Installation Netboot/PXE avoids need for manual insertion of floppies. Use something like kickstart to: –Speed up installation task –Maintain record of configuration –Allow automated reconfiguration LCFG not recommended - but maybe successors?

Configuration Management Autorpm is useful for maintaining updates, but update from local managed copy - control changes! Test changes before rolling out!!!!!!!! Need to ensure coherent, reproducible configuration - tricky! –LCFG is good at this but cumbersome –Kickstart needs great care - update kickstart AND systems independently?

Management Tools Very simple at RAL. Local parallel ssh Parallel rsh/ssh commands: prsh seems popular. Project C3 seems worth a look Oscar bundles many interesting tools together

Exception monitoring Need to spot problems before users do. Run daemon or crontab checking for errors. On detection: –Notify: SURE, Bigbrother,... (not !) –Automated fixup (Daemon restart, filesystem cleanup...) –Automated Drain/Remove from configuration. Automated power down/up. Automated DNS updates.

Incident Tracking Keep track of significant interventions. –Which hosts keep crashing. Dates, times errors etc. –What disks failed - serial numbers of returns - returns outstanding... Keep track of tasks outstanding: eg: why is csflnx231 currently offline - who is fixing it...

Hardware Management Many systems, eventually means: –Many system crashes. –Many hardware failures Consider purchasing 3 years warranty. On-site is easier. Define standard hardware (re) certification procedure. Make use of junior staff (operators postgrads, gran,...!)
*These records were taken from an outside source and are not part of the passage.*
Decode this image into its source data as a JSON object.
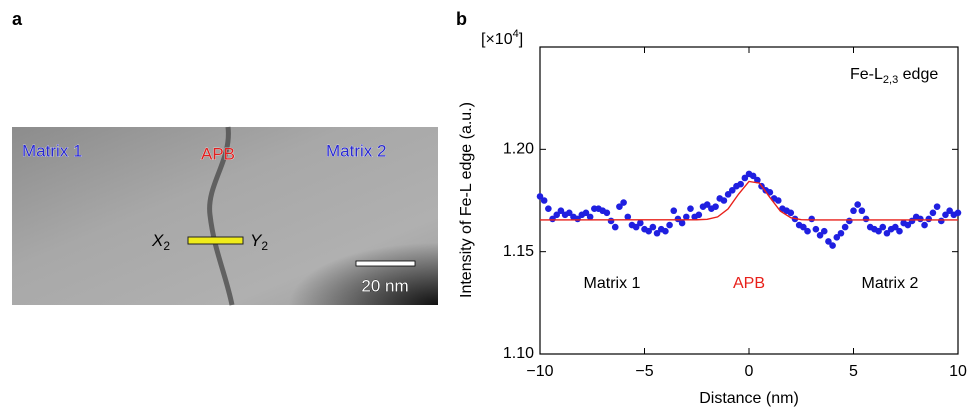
{
  "panel_labels": [
    "a",
    "b"
  ],
  "panel_a": {
    "labels": [
      "Matrix 1",
      "APB",
      "Matrix 2"
    ],
    "start": {
      "text": "X",
      "sub": "2"
    },
    "end": {
      "text": "Y",
      "sub": "2"
    },
    "scale_bar": "20 nm"
  },
  "chart_data": {
    "type": "scatter",
    "x_label": "Distance (nm)",
    "y_label": "Intensity of Fe-L edge (a.u.)",
    "y_multiplier": {
      "text": "[×10",
      "sup": "4",
      "close": "]"
    },
    "title": {
      "text": "Fe-L",
      "sub": "2,3",
      "suffix": " edge"
    },
    "annotations": [
      {
        "text": "Matrix 1",
        "color": "#000000"
      },
      {
        "text": "APB",
        "color": "#e8201a"
      },
      {
        "text": "Matrix 2",
        "color": "#000000"
      }
    ],
    "xlim": [
      -10,
      10
    ],
    "xticks": [
      {
        "value": -10,
        "label": "−10"
      },
      {
        "value": -5,
        "label": "−5"
      },
      0,
      5,
      10
    ],
    "ylim": [
      1.1,
      1.25
    ],
    "yticks": [
      {
        "value": 1.1,
        "label": "1.10"
      },
      1.15,
      {
        "value": 1.2,
        "label": "1.20"
      }
    ],
    "series": [
      {
        "type": "scatter",
        "color": "#1f1fe0",
        "x": [
          -10,
          -9.8,
          -9.6,
          -9.4,
          -9.2,
          -9,
          -8.8,
          -8.6,
          -8.4,
          -8.2,
          -8,
          -7.8,
          -7.6,
          -7.4,
          -7.2,
          -7,
          -6.8,
          -6.6,
          -6.4,
          -6.2,
          -6,
          -5.8,
          -5.6,
          -5.4,
          -5.2,
          -5,
          -4.8,
          -4.6,
          -4.4,
          -4.2,
          -4,
          -3.8,
          -3.6,
          -3.4,
          -3.2,
          -3,
          -2.8,
          -2.6,
          -2.4,
          -2.2,
          -2,
          -1.8,
          -1.6,
          -1.4,
          -1.2,
          -1,
          -0.8,
          -0.6,
          -0.4,
          -0.2,
          0,
          0.2,
          0.4,
          0.6,
          0.8,
          1,
          1.2,
          1.4,
          1.6,
          1.8,
          2,
          2.2,
          2.4,
          2.6,
          2.8,
          3,
          3.2,
          3.4,
          3.6,
          3.8,
          4,
          4.2,
          4.4,
          4.6,
          4.8,
          5,
          5.2,
          5.4,
          5.6,
          5.8,
          6,
          6.2,
          6.4,
          6.6,
          6.8,
          7,
          7.2,
          7.4,
          7.6,
          7.8,
          8,
          8.2,
          8.4,
          8.6,
          8.8,
          9,
          9.2,
          9.4,
          9.6,
          9.8,
          10
        ],
        "values": [
          1.177,
          1.175,
          1.171,
          1.166,
          1.168,
          1.17,
          1.168,
          1.169,
          1.167,
          1.166,
          1.168,
          1.169,
          1.167,
          1.171,
          1.171,
          1.17,
          1.169,
          1.165,
          1.162,
          1.172,
          1.174,
          1.167,
          1.163,
          1.162,
          1.164,
          1.161,
          1.16,
          1.162,
          1.159,
          1.161,
          1.16,
          1.163,
          1.17,
          1.166,
          1.164,
          1.167,
          1.171,
          1.167,
          1.168,
          1.172,
          1.173,
          1.171,
          1.172,
          1.176,
          1.175,
          1.178,
          1.18,
          1.182,
          1.183,
          1.186,
          1.188,
          1.187,
          1.185,
          1.182,
          1.18,
          1.179,
          1.176,
          1.175,
          1.171,
          1.17,
          1.169,
          1.166,
          1.163,
          1.162,
          1.16,
          1.166,
          1.161,
          1.158,
          1.16,
          1.155,
          1.153,
          1.157,
          1.159,
          1.162,
          1.165,
          1.17,
          1.173,
          1.17,
          1.166,
          1.162,
          1.161,
          1.16,
          1.162,
          1.159,
          1.161,
          1.162,
          1.16,
          1.164,
          1.163,
          1.165,
          1.167,
          1.166,
          1.163,
          1.166,
          1.169,
          1.172,
          1.165,
          1.168,
          1.17,
          1.168,
          1.169
        ]
      },
      {
        "type": "line",
        "color": "#e8201a",
        "x": [
          -10,
          -2.5,
          -2,
          -1.5,
          -1,
          -0.5,
          0,
          0.5,
          1,
          1.5,
          2,
          2.5,
          3,
          10
        ],
        "values": [
          1.1655,
          1.1656,
          1.1658,
          1.167,
          1.1709,
          1.1781,
          1.1843,
          1.1835,
          1.1765,
          1.1698,
          1.1666,
          1.1656,
          1.1655,
          1.1655
        ]
      }
    ]
  }
}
Utilisation/Capacity planning Monitor everything you can conveniently manage. –MRTG is standard network monitoring –Ganglia appears to be popular for system utilisation etc. –PBS accounting records (or process accounting).

Conclusions Careful planning, specification and hardware selection can pay dividends. Get smart or invest in lots of staff Monitor so you know what is going on. Many issues raised - few solutions offered. Wide range of experience out in the UK HEPSYSMAN community. Make use of of it!